7.2 Nu de raad een maatregel oplegt, zal de raad verweerster daarnaast op grond van artikel 48ac lid 1 Advocatenwet veroordelen in de volgende proceskosten:
a) € 50,- reiskosten van klaagster,
b) € 750,- kosten van de Nederlandse Orde van Advocaten en
c) € 500,- kosten van de Staat.
7.3 Verweerster moet het bedrag van € 50,- aan reiskosten binnen vier weken nadat deze beslissing onherroepelijk is geworden, betalen aan klaagster. Klaagster geeft binnen twee weken na de datum van deze beslissing haar rekeningnummer schriftelijk aan verweerster door.

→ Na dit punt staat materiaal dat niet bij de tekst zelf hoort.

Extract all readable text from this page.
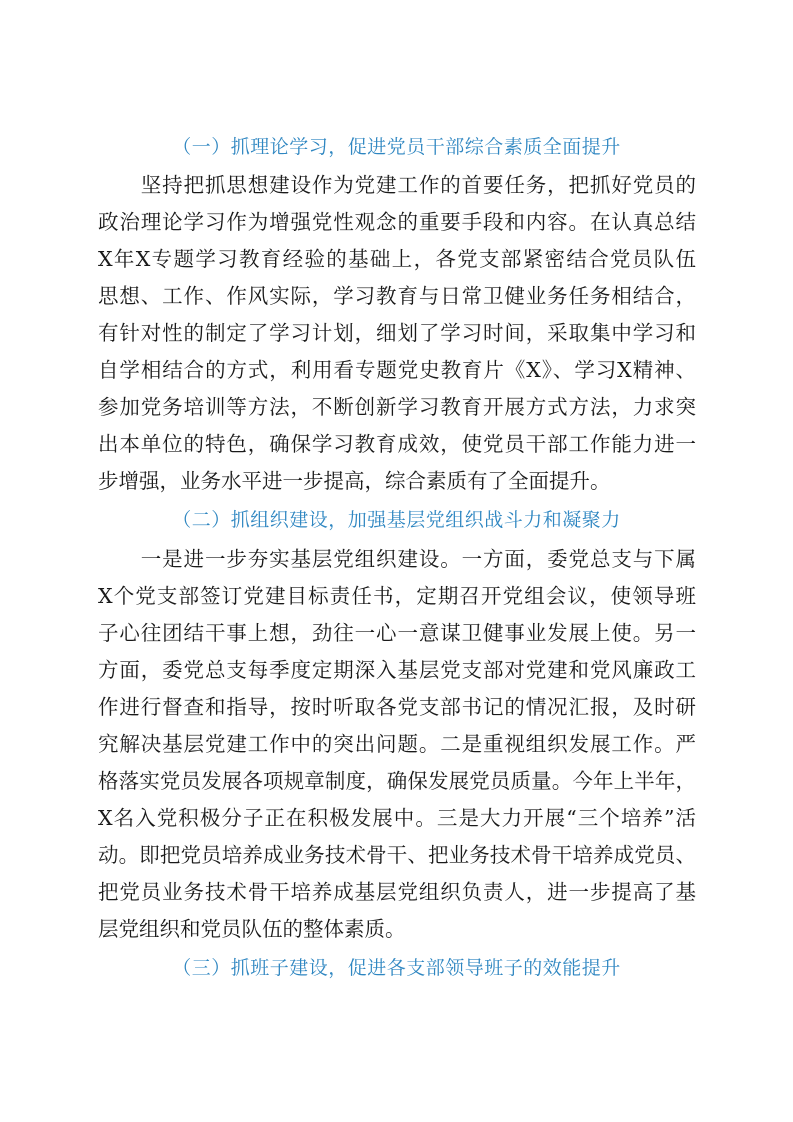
（一）抓理论学习，促进党员干部综合素质全面提升
　　坚持把抓思想建设作为党建工作的首要任务，把抓好党员的
政治理论学习作为增强党性观念的重要手段和内容。在认真总结
X年X专题学习教育经验的基础上，各党支部紧密结合党员队伍
思想、工作、作风实际，学习教育与日常卫健业务任务相结合，
有针对性的制定了学习计划，细划了学习时间，采取集中学习和
自学相结合的方式，利用看专题党史教育片《X》、学习X精神、
参加党务培训等方法，不断创新学习教育开展方式方法，力求突
出本单位的特色，确保学习教育成效，使党员干部工作能力进一
步增强，业务水平进一步提高，综合素质有了全面提升。
（二）抓组织建设，加强基层党组织战斗力和凝聚力
　　一是进一步夯实基层党组织建设。一方面，委党总支与下属
X个党支部签订党建目标责任书，定期召开党组会议，使领导班
子心往团结干事上想，劲往一心一意谋卫健事业发展上使。另一
方面，委党总支每季度定期深入基层党支部对党建和党风廉政工
作进行督查和指导，按时听取各党支部书记的情况汇报，及时研
究解决基层党建工作中的突出问题。二是重视组织发展工作。严
格落实党员发展各项规章制度，确保发展党员质量。今年上半年，
X名入党积极分子正在积极发展中。三是大力开展“三个培养”活
动。即把党员培养成业务技术骨干、把业务技术骨干培养成党员、
把党员业务技术骨干培养成基层党组织负责人，进一步提高了基
层党组织和党员队伍的整体素质。
（三）抓班子建设，促进各支部领导班子的效能提升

7.4 Verweerster moet het bedrag van € 1.250,- (het totaal van de in 7.2 onder b en c genoemde kosten) binnen vier weken nadat deze beslissing onherroepelijk is geworden, overmaken naar rekeningnummer lBAN: NL85 lNGB 0000 079000, BIC: INGBNL2A, Nederlandse Orde van Advocaten, Den Haag, onder vermelding van “kostenveroordeling raad van discipline" en het zaaknummer.
BESLISSING
De raad van discipline:
- verklaart klachtonderdeel a) gegrond;
- verklaart klachtonderdeel b) ongegrond;
- legt aan verweerster de maatregel van waarschuwing op;
- veroordeelt verweerster tot betaling van het griffierecht van € 50,- aan klaagster;
- veroordeelt verweerster tot betaling van de reiskosten van € 50,- aan klaagster, op de manier en binnen de termijn als hiervóór bepaald in 7.3;
- veroordeelt verweerster tot betaling van de proceskosten van € 1.250,- aan de Nederlandse Orde van Advocaten, op de manier en binnen de termijn als hiervóór bepaald in 7.4.
Aldus beslist door mr. H.P.H.I. Cleerdin, voorzitter, mrs. C.C. Horrevorts en N.M.K. Damen, leden, bijgestaan door mr. N. Borgers-Abu Ghazaleh als griffier en uitgesproken in het openbaar op 11 juli 2022.